The camp commandant once had the young boy whipped on a whim. Those receiving the punishment had to call out the number of each of the 25 lashes – with whips that had ball bearings on the end – and if they got the count wrong, the guard would start again. It left him unable to sit or lie down for months.

In 1943, Schindler hired him and his mother to join his father and brother in Krakow. It was on the night shift that he got to know Schindler personally – writing that despite being a Nazi “he acted like he cared about us personally”. In the factory he was so small he had to stand on a box to operate the machinery, which gave his memoir its title.

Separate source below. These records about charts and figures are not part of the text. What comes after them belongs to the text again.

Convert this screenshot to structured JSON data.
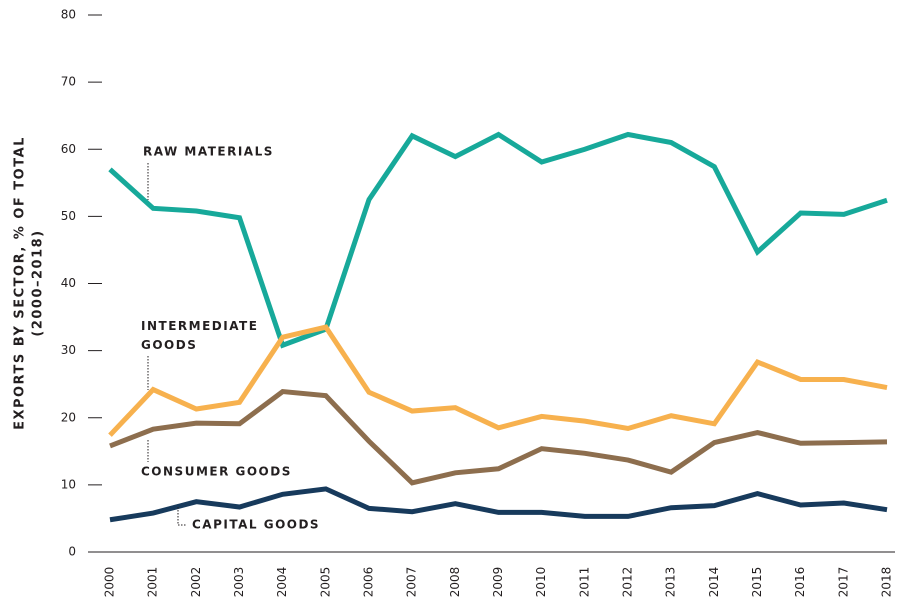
{
  "chart_data": {
    "type": "line",
    "ylabel": [
      "EXPORTS BY SECTOR, % OF TOTAL",
      "(2000–2018)"
    ],
    "categories": [
      "2000",
      "2001",
      "2002",
      "2003",
      "2004",
      "2005",
      "2006",
      "2007",
      "2008",
      "2009",
      "2010",
      "2011",
      "2012",
      "2013",
      "2014",
      "2015",
      "2016",
      "2017",
      "2018"
    ],
    "series": [
      {
        "name": "RAW MATERIALS",
        "color": "#17a99a",
        "values": [
          57,
          51.2,
          50.8,
          49.8,
          30.8,
          33.2,
          52.5,
          62,
          58.9,
          62.2,
          58.1,
          60,
          62.2,
          61,
          57.4,
          44.7,
          50.5,
          50.3,
          52.4
        ]
      },
      {
        "name": "INTERMEDIATE GOODS",
        "color": "#f7b14e",
        "values": [
          17.4,
          24.2,
          21.3,
          22.3,
          32,
          33.5,
          23.8,
          21,
          21.5,
          18.5,
          20.2,
          19.5,
          18.4,
          20.3,
          19.1,
          28.3,
          25.7,
          25.7,
          24.5
        ]
      },
      {
        "name": "CONSUMER GOODS",
        "color": "#8d6e4e",
        "values": [
          15.8,
          18.3,
          19.2,
          19.1,
          23.9,
          23.3,
          16.5,
          10.3,
          11.8,
          12.4,
          15.4,
          14.7,
          13.7,
          11.9,
          16.3,
          17.8,
          16.2,
          16.3,
          16.4
        ]
      },
      {
        "name": "CAPITAL GOODS",
        "color": "#173a5c",
        "values": [
          4.8,
          5.8,
          7.5,
          6.7,
          8.6,
          9.4,
          6.5,
          6,
          7.2,
          5.9,
          5.9,
          5.3,
          5.3,
          6.6,
          6.9,
          8.7,
          7,
          7.3,
          6.3
        ]
      }
    ],
    "ylim": [
      0,
      80
    ],
    "yticks": [
      0,
      10,
      20,
      30,
      40,
      50,
      60,
      70,
      80
    ],
    "grid": false
  }
}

Mr Leyson wrote of a man who was “tall and hefty with a booming voice” and after initially fearing him, looking forward to his visits. When the factory was moved to Czechoslovakia Schindler saved the family’s lives again, pulling them out of the line, heading for the death camps.

In a final act of salvation, in April 1945 with the Germans fleeing, they were ordered to murder all the Jewish workers in the Brinlitz camp. Schindler managed to thwart the plan and have the SS officer in charged transferred out of the area. He freed the workers giving them each a bottle of vodka and a bolt of cloth. Mr Leyson emigrated to the US in 1949 at the age of 20, five years after he was liberated from Czechoslovakia. He served in the US army during the Korean War, as he wanted to give something back to the country that had taken him in, and taught at Huntington Park High School in Los Angeles for 40 years.

Mr Leyson was to meet Schindler again some 20 years after the end of the war. Sweaty palmed at the thought of seeing him again, and wondering whether he would recognise a 35-year-old married army veteran, Schindler immediately picked him out of the welcoming committee at Los Angeles Airport saying: “I know who you are. You’re little Leyson.”

This year marks the 20th anniversary of Steven Spielberg’s award-winning film Schindler’s List and it was the film that prompted Mr Leyson to open up about his experiences for the first time after he was tracked down by a reporter.

In the book he even referenced one scene from the film where Schindler, played by Liam Neeson, pulls his accountant Itzhak Stern from a train bound for an extermination camp called Belzec.

What the film did not show was Schindler, in real life, spotting Mr Leyson’s brother – who refused to get off because his girlfriend Miriam was on the train. Both died at the camp.

The work had been seen as a companion piece to Anne Frank: The Diary of a Young Girl. “They are obviously very different books,” Ms Dlouhy, the publisher, said. “However the two of them never gave up hope. There’s always a chance that might be there. As tragic as it all is, it’s all about hope.”

She added: “He was continually grateful for where his life ended up. He refused to live in self-pity.”

He married Lis, a fellow school teacher in 1965, and they had two children. She said in the book’s afterword, written after his death: “The driving force that kept Leon telling his story year after year, even though he relived heartbreaking grief each time he spoke, was to honour the memory of his family and the millions of other victims of the Holocaust.”